Pour les établissements financiers, l'avantage ne réside pas seulement dans l'allègement de la pression pesant sur les équipes internes. Il réside également dans un gain de cohérence. Un partenaire spécialisé peut contribuer à uniformiser le traitement des demandes récurrentes, à maintenir la capacité de traitement pendant les périodes de forte affluence et à fournir un retour d'information opérationnel : quels types de situations surviennent fréquemment, où les clients rencontrent-ils des difficultés, quelles formulations prêtent à confusion, quelles informations doivent être mieux expliquées sur les canaux numériques.

La technologie reste essentielle. Sans systèmes de surveillance, d’authentification, de scoring et d’alerte, la prévention de la fraude ne peut pas fonctionner à grande échelle. Mais la technologie ne peut pas à elle seule gérer toutes les réactions humaines qui surviennent autour d’une transaction bloquée ou vérifiée. Un client effrayé peut raccrocher. Un client pressé peut ignorer une notification. Un client qui ne comprend pas pourquoi on le contacte peut finir par se méfier de la banque elle-même. Dans ces moments-là, ce sont des collaborateurs bien formés qui font la différence entre un processus correct et une expérience bien comprise.

Optima applique cette logique dans sa manière d'aborder la technologie : l’automatisation ne doit pas éliminer la dimension humaine, mais réduire le travail répétitif et permettre aux personnes de se concentrer sur la prise de décision, la valeur ajoutée et l’expérience client. Dans le secteur bancaire, cette idée est d’autant plus importante. Le client ne voit pas toujours le modèle de risque qui se cache derrière, mais il ressent très clairement si l’interaction est confuse, froide ou bien gérée.
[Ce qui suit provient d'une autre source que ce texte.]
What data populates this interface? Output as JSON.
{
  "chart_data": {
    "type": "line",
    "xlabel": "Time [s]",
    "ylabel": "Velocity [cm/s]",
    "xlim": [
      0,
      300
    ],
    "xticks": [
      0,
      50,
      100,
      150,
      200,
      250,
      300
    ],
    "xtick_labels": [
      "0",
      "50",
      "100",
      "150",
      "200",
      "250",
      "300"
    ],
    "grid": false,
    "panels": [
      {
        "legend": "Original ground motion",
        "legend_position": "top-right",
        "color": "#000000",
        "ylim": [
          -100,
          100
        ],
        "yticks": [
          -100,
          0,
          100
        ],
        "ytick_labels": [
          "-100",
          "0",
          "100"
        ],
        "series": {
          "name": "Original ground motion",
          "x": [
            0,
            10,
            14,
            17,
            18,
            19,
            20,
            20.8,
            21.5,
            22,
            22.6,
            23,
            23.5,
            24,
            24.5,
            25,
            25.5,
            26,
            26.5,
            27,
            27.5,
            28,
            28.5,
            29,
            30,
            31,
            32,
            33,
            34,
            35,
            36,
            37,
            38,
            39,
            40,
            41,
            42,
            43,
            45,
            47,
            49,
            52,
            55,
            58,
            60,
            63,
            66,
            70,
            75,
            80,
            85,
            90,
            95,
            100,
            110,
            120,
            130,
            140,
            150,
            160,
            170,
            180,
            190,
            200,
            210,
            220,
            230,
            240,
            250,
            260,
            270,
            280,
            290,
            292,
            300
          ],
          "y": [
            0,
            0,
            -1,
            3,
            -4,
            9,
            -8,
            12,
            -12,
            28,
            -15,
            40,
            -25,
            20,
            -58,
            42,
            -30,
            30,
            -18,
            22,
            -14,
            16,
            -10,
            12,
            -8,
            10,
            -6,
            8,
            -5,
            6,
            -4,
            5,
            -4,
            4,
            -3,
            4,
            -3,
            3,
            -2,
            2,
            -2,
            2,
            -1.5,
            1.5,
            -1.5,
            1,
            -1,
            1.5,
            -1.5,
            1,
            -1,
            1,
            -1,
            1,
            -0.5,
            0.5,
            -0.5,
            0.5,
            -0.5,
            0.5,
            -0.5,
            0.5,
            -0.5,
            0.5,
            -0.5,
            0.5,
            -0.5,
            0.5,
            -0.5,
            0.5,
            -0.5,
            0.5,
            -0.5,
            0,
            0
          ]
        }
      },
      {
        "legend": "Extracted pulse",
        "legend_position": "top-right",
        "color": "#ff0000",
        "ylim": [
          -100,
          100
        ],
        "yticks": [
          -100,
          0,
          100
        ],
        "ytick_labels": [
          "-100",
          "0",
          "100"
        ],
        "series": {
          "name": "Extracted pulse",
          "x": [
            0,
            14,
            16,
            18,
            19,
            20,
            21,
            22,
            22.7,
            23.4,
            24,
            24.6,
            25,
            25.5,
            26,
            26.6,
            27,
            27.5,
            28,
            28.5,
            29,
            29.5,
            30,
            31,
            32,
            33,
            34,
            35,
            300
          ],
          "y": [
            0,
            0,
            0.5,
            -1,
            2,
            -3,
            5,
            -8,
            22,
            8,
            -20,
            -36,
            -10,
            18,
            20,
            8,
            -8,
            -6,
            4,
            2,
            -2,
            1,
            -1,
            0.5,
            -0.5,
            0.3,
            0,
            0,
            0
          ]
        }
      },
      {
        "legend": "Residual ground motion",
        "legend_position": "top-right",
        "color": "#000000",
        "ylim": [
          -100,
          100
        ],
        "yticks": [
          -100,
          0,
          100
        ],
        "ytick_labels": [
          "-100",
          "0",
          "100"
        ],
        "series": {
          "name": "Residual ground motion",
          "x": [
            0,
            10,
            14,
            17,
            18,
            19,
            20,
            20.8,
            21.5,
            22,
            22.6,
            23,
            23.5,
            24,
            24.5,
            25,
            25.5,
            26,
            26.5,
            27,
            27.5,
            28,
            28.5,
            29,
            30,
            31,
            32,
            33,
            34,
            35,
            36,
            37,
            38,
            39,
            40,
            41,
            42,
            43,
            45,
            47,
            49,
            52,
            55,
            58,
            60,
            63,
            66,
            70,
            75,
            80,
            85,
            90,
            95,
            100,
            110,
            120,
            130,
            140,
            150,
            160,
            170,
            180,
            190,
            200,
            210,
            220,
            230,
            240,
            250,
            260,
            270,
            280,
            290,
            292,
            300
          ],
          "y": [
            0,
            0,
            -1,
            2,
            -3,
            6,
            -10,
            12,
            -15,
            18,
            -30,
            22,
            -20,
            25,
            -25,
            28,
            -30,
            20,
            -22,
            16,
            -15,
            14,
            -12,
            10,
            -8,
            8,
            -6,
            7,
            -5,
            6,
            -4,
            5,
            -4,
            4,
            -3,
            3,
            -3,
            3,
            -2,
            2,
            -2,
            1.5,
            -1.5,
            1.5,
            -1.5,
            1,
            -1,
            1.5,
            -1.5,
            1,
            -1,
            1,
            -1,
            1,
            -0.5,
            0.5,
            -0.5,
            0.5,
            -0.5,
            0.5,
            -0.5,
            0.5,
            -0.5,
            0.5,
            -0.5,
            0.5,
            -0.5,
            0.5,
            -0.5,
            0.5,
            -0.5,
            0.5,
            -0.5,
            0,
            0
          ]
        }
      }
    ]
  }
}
Un modèle efficace de soutien à la prévention de la fraude devrait s'articuler autour de quelques principes simples : des procédures claires, des limites de responsabilité bien définies, des règles d'escalade, des formations régulières, un suivi de la qualité des conversations et un reporting opérationnel. Ce ne sont pas des éléments spectaculaires, mais ce sont précisément ces éléments qui font la différence dans un secteur réglementé. Et dans le secteur bancaire, la confiance se construit souvent dans les moments de tension, et pas seulement lors d’interactions courantes.

Pour une banque, une fintech ou un prestataire de services de paiement, la question ne se résume pas à „ disposons-nous d’une technologie anti-fraude ? ”. La question qu’il convient de se poser est plutôt : „ que se passe-t-il une fois que la technologie a déclenché une alerte ? ”. Qui s'adresse au client ? Comment la situation est-elle vérifiée ? Le processus est-il expliqué clairement ? En combien de temps le dossier est-il transmis à l'équipe compétente ? Quels enseignements l'organisation tire-t-elle de ces interactions ?

La prévention de la fraude en temps réel ne se limite pas au simple blocage d'une transaction suspecte. Il s'agit d'un processus complet dans lequel la technologie détecte, les personnes clarifient, les procédures protègent et les rapports aident l'organisation à s'améliorer.